Our Mission: to give young people the tools for the new world of work.

Our Mission: to give young people the tools for the new world of work.

The ultimate mission of every non-profit is to change the world for the better. Certainly, that goal inspired Swede Roskam and Dan Mickelson to launch EALgreen 35 years ago. Their plan was to enable corporations to donate excess inventory to colleges so that those institutions could turn the money saved on supplies into scholarships for financially disadvantaged students. Over the last 35 years, EAL has succeeded in this intention to an extraordinary degree, raising over $18 million to pay for over 15,000 scholarships.

EALgreen’s mission is becoming more important with each passing year.

In the first half of the twentieth century, a college education was regarded as an advantage whether a student was pursuing a professional career or a leadership role in the industry. Still, the majority of Americans began their careers with a high school diploma or less. However, starting in the 1970’s, innovations in technology were making occupations that had been the mainstay of high school-educated workers, such as manufacturing, natural resources, construction and administrative secretarial services less viable as lifelong career choices.

By 1967, only 31 percent of the American workforce was engaged in manufacturing. By 2007 that number had dropped to just 16 percent. In addition, white-collar support positions such as file clerk, phone operator, bookkeeper and secretary also declined to the point of extinction due to the advent of personal computers, cell phones, accounting software, desktop publishing set-ups and so on. With the Great Recession of 2008, 1.7 million clerical and administrative jobs were lost with only 300,000 returning after the recovery took hold in 2010.

Even during the Great Recession, a college education helped workers keep their jobs.

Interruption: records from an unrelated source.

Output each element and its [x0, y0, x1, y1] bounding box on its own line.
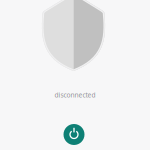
- button[interactable]: Connect: [64, 124, 84, 145]
- staticText: disconnected: [54, 91, 96, 100]
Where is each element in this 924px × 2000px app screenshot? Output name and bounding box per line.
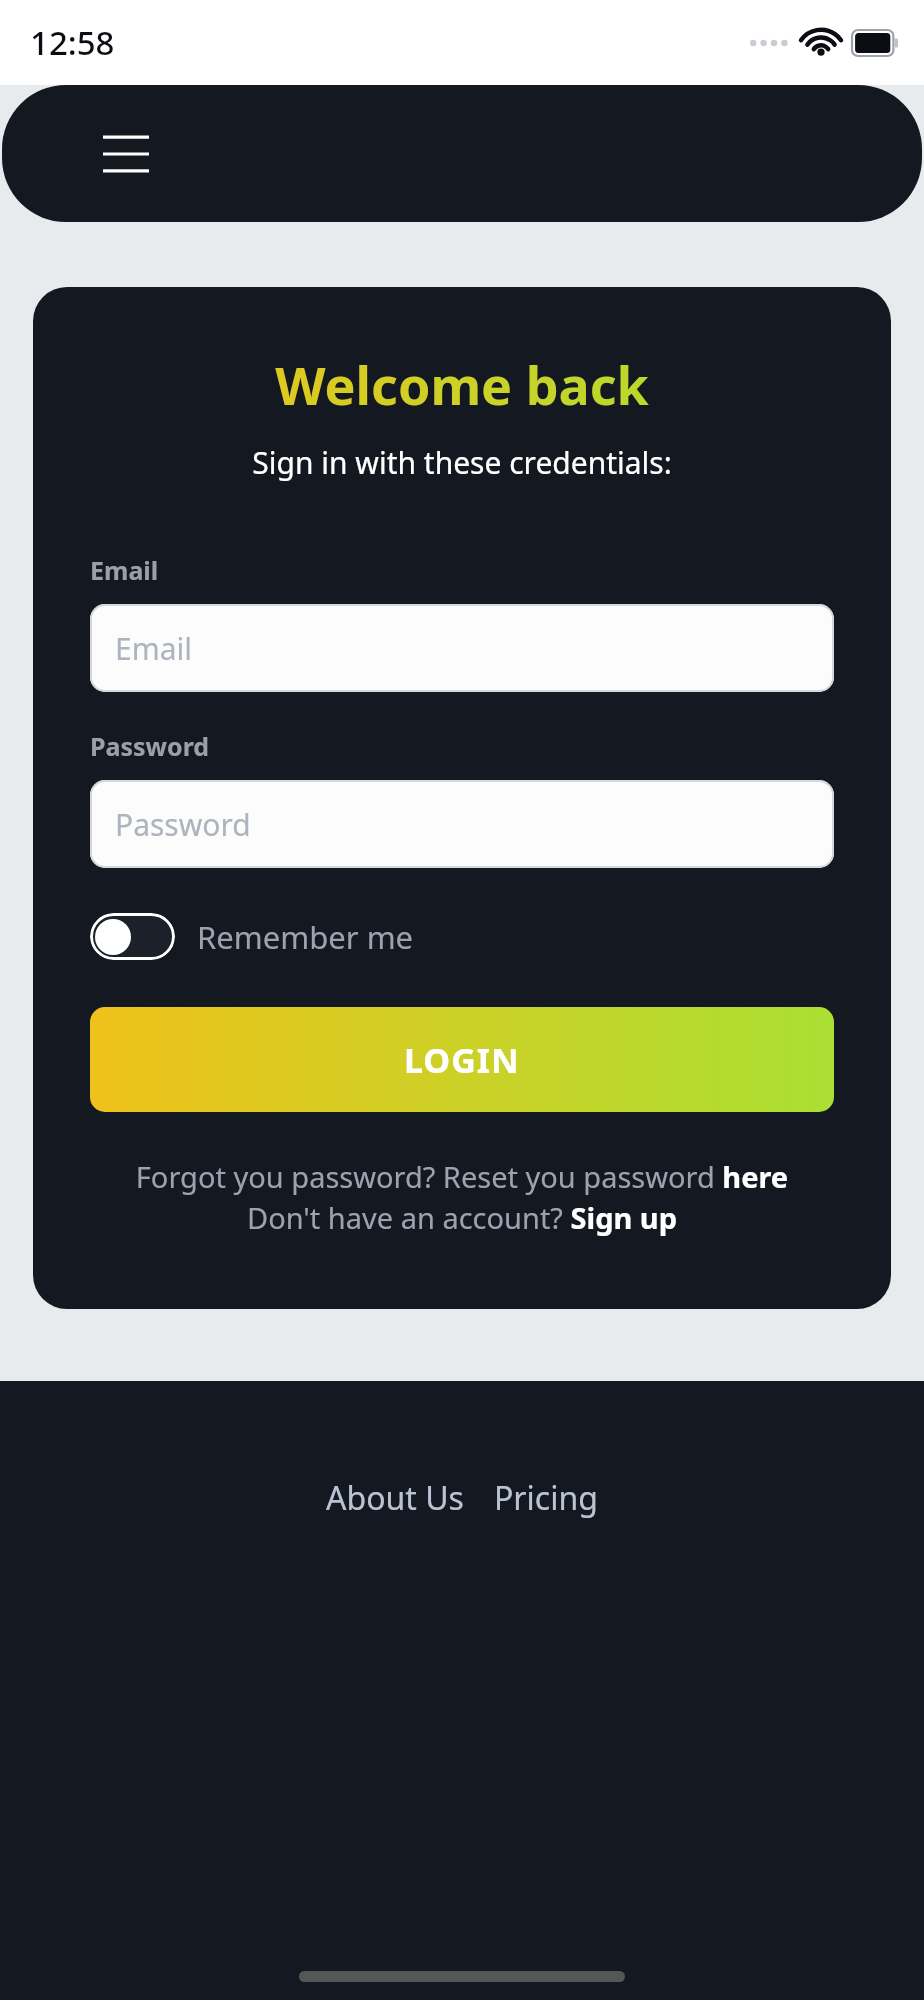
staticText: Welcome back xyxy=(90,349,834,420)
staticText: LOGIN xyxy=(404,1037,520,1083)
staticText: Password xyxy=(90,729,210,763)
staticText: Forgot you password? Reset you password … xyxy=(90,1157,834,1196)
staticText: Password xyxy=(115,804,251,845)
staticText: Pricing xyxy=(494,1476,598,1520)
button[interactable]: Pricing xyxy=(494,1476,598,1520)
staticText: Don't have an account? Sign up xyxy=(90,1198,834,1237)
button[interactable]: Remember me xyxy=(90,913,414,960)
button[interactable]: Don't have an account? Sign up xyxy=(90,1198,834,1237)
button[interactable]: Email xyxy=(90,604,834,692)
button[interactable]: LOGIN xyxy=(90,1007,834,1112)
staticText: Email xyxy=(90,553,159,587)
button[interactable]: Menu xyxy=(90,118,162,190)
staticText: Email xyxy=(115,628,193,669)
button[interactable]: Forgot you password? Reset you password … xyxy=(90,1157,834,1196)
staticText: 12:58 xyxy=(30,20,115,65)
staticText: About Us xyxy=(326,1476,464,1520)
button[interactable]: About Us xyxy=(326,1476,464,1520)
staticText: Remember me xyxy=(197,916,414,958)
button[interactable]: Password xyxy=(90,780,834,868)
staticText: Sign in with these credentials: xyxy=(90,442,834,483)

Over the last 30 years there has been a significant shift in the economy making a secondary education not only preferable to employers but often as a mandatory requirement for hire. Here’s just one example. According to a 2016 report entitled, “America’s Divided Recovery, College Haves and Have-Nots” by Anthony P. Carnevale, Tamara Jayasundera and Artem Gulish, almost three million manufacturing jobs were lost between 2007 and 2010. Workers with a high school education or less – 1,563,000 – lost their jobs, as did 808,000 workers with some college education. But only 375,000 of those with a BA degree were let go.

During the recovery, college grads were reemployed faster and more frequently.

From 2010 to 2016, manufacturers began hiring again but they were three times more likely to hire back workers with at least some college courses than those with only a high school diploma. The same proved true for those employed in healthcare. In 2008, 189,000 high school grads lost their healthcare service jobs. By 2016 another 473,000 joined them on the unemployment line. However, for those with a BA or higher, the reverse applied. In 2008, 146,000 may have lost their jobs throughout the healthcare field but by 2016, they had found new positions among the 1,672,000 new jobs created in that sector.

Currently, almost two out of three jobs require some form of education beyond high school.

A recent study conducted by Georgetown University’s Center of Education and the Workforce shows that assuming recent levels of production continue, by 2020 our economy will experience a shortfall of five million college-educated workers. This is because by that year (just three years from now) 65 percent of all jobs will require a bachelor or associate’s degree. This is especially true in the fastest growing areas of employment – science, technology, engineering, mathematics, health care and community service.

Clearly, the need for a highly educated workforce has never been greater.

While front line workers may be being replaced by automation, sophisticated computer software, etc., the need for employees who can learn new skills, do pro-active research, analyze problems, innovate solutions and initiate action within highly complex information systems has increased. All of these skills are routinely taught, practiced and honed by college students in every field of study because college is designed to further critical thinking whatever industry a graduate enters.

Obviously, there is much more to say.

This is just the beginning of an important conversation on why the work of EALgreen matters, not only to the individual students, schools and donors that we serve, but also to our whole nation. In the future, we’ll cover other aspects of how and why our approach of inclusion for students of all races, creeds and backgrounds is in keeping with our national values and supportive of a more prosperous future for us all.

Thank you for all that you do for EALgreen, our college partners, our donors and, above all, our student scholars.